Par ailleurs, la réduction des consommations est un « combat qui doit être mené » car il est impératif de diminuer notre empreinte écologique. Pour cela, le numérique est une opportunité à saisir, ainsi les compteurs intelligents et communicants comme Linky ou Gazpar sont des technologies intéressantes selon Jean-François Carenco. Toutefois, il rejoint l’association Familles de France quant à l’importance  de connaître le prix de la consommation en temps réel dans le but d’aguiller au mieux le consommateur.

En savoir plus : Décarboner l’économie et la société grâce aux ENR électriques

Quelles orientations ?

De nombreuses questions relatives au mix énergétique ont été posées, ce à quoi l’invité de l’Atelier-Débat a signifié qu’il se plaçait au-dessus des oppositions entre les différentes énergies et qu’il préférait adopter une attitude pragmatique. En effet, c’est la qualité « business model » qui doit définir les choix d’investissement ; ainsi, pour le Président de la CRE, l’électricité renouvelable et le gaz propre sont en majorité des solutions d’avenir qu’il faut encourager par des appels d’offres et des injonctions à développer les projets primés. A contrario, la méthanation n’a pas su prouver sa rentabilité et ne doit plus être une solution à promouvoir.

L’autoconsommation est un autre sujet qui a focalisé les questionnements du public. Jean-François Carenco estime qu’elle « est inéluctable et souhaitable » car « elle permet de faire baisser les prix tout en réduisant l’empreinte écologique grâce à une participation du citoyen ». Néanmoins, le Président de la CRE a insisté sur le fait qu’il ne fallait pas aller trop vite, car « la nation doit [auparavant] se positionner » sur de nombreux sujets liés tels que le financement ou le raccordement aux réseaux.

Afin d’accompagner ces différentes réflexions environnementales, économiques et sociétales, la CRE est en train de constituer un Comité prospectif dont EdEn sera partie prenante, en la personne de notre Président d’honneur, Jean Bergougnoux.

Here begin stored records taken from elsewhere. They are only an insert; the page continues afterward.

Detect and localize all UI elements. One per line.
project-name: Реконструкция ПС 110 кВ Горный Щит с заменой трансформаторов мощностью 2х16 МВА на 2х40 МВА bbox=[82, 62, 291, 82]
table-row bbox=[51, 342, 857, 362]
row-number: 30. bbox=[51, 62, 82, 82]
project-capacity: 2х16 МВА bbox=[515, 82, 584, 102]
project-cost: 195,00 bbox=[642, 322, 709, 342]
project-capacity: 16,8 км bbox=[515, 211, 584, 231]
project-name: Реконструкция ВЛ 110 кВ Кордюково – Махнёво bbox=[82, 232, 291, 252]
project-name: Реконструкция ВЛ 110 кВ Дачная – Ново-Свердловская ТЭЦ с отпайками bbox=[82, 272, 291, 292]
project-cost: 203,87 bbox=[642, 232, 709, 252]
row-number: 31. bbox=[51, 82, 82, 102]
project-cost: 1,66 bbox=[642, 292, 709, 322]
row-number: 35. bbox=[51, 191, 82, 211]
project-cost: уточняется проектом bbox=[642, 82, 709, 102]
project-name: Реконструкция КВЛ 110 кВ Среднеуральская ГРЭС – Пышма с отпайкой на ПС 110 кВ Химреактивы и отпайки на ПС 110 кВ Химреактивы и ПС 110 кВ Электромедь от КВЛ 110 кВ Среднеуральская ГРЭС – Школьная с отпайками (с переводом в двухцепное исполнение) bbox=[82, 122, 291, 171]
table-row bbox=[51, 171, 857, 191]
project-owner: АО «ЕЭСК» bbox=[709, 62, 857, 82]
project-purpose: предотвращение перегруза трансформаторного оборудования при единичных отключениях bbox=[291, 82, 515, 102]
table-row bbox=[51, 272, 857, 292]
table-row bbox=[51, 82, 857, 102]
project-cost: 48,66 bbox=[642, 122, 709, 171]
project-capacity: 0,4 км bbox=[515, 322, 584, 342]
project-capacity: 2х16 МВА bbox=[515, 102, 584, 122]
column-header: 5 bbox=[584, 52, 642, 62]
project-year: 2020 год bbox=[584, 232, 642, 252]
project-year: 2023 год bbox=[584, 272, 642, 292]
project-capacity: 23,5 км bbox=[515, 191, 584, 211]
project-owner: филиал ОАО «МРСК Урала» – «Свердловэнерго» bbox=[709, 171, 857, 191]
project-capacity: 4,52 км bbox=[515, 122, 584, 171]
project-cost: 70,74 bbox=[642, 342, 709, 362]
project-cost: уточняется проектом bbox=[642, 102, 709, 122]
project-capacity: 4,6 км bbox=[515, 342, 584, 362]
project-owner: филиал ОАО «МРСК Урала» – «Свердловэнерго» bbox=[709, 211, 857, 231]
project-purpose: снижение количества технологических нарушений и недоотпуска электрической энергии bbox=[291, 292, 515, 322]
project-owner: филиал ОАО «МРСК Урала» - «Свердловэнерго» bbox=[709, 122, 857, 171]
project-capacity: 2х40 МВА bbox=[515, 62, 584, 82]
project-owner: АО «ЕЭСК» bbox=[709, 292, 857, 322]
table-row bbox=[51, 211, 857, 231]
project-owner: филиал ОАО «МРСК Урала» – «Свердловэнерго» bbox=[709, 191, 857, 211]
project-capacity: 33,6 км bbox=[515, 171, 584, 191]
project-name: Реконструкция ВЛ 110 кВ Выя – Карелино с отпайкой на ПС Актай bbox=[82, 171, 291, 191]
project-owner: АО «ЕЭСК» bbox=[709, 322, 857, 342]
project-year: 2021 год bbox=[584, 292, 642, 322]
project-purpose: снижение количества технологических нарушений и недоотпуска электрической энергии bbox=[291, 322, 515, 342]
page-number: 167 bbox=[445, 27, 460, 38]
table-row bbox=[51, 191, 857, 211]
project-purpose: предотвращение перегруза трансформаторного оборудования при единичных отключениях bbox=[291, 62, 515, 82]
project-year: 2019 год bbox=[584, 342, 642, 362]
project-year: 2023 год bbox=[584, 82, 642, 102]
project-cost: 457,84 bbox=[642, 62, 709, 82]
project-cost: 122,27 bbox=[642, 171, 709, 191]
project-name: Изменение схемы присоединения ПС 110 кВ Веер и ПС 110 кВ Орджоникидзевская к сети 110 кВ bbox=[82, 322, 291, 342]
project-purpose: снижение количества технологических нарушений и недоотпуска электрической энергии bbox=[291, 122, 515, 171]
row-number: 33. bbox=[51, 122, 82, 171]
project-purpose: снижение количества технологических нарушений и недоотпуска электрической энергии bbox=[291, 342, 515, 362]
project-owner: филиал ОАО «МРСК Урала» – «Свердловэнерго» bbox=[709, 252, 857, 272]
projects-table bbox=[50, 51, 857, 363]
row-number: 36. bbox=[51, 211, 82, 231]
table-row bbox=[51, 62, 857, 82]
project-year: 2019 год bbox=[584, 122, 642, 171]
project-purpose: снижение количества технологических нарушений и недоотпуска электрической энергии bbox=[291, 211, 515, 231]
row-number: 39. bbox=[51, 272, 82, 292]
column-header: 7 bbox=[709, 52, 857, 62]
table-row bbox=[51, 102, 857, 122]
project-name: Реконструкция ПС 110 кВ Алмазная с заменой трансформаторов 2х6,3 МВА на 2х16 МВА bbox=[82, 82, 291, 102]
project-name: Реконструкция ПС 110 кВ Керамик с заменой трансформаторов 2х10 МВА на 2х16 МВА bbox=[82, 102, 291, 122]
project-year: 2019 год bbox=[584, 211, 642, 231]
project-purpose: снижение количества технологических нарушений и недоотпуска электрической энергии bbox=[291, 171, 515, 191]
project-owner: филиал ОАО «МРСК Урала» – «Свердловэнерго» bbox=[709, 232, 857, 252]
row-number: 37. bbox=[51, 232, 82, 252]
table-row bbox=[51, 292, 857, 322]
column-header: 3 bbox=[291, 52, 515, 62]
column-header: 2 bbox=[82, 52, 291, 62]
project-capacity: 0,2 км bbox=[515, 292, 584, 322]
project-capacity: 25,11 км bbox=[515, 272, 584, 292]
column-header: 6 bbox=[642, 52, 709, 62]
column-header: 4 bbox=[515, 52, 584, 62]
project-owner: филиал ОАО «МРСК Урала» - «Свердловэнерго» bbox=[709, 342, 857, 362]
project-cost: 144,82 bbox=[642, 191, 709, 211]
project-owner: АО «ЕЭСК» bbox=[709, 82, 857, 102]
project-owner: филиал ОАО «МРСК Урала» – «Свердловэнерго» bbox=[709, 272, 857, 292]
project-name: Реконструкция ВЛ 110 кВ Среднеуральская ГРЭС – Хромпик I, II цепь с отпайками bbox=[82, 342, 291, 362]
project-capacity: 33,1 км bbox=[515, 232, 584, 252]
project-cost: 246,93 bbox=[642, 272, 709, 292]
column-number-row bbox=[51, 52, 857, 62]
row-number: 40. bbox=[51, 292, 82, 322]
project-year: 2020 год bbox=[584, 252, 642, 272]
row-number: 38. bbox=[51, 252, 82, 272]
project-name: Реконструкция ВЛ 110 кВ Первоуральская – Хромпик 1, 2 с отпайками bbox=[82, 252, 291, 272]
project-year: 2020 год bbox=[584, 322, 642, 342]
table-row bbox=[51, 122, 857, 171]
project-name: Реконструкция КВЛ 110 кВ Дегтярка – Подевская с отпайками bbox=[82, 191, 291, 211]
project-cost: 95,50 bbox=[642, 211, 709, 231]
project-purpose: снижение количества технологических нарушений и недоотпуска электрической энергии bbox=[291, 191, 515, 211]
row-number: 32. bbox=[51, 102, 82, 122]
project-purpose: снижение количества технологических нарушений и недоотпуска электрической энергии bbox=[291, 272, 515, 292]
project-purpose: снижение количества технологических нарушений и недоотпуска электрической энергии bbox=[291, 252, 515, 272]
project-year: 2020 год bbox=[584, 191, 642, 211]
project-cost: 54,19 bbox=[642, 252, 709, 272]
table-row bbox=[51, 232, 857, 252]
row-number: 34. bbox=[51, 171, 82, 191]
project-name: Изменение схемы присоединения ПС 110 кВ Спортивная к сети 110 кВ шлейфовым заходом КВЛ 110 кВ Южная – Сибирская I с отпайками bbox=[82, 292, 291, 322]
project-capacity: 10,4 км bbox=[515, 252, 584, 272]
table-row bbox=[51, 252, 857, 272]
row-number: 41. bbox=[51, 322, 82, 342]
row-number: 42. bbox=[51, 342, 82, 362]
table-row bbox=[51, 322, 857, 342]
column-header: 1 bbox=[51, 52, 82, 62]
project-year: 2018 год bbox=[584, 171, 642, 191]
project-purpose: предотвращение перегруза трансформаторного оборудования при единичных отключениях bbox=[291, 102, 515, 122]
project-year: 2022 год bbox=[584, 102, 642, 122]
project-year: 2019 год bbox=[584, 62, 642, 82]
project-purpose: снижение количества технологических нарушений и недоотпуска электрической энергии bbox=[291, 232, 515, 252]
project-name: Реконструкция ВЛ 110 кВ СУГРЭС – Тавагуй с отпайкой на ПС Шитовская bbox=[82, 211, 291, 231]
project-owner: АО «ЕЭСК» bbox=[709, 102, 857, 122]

Lire aussi : Jean Gaubert, Médiateur de l’énergie évoque les relations entre les Français et les entreprises du secteur de l’énergie

Les mots des Présidents d’EdEn

Nos Présidents Serge Lepeltier et Jean Bergougnoux ont d’abord tenu à remercier Jean-François Carenco pour ses éclairages sur le rôle de la CRE et les différentes orientations qu’il préconise. Ils ont conclu par des réflexions qui tiennent à cœur à notre association. D’abord sur la question de la flexibilité qui est nécessaire aux acteurs de l’énergie pour combiner les investissements avec des prix compétitifs pour le citoyen ; Puis par une réflexion de Serge Lepeltier sur l’impact de l’autoconsommation sur les revenus des collectivités territoriales, qu’il juge nécessaire de clarifier. EdEn ne manquera pas de faire connaître ses positions sur les différents sujets relatifs à la transition énergétique, notamment au sein Comité prospectif de la CRE, toujours dans l’optique de l’intérêt général.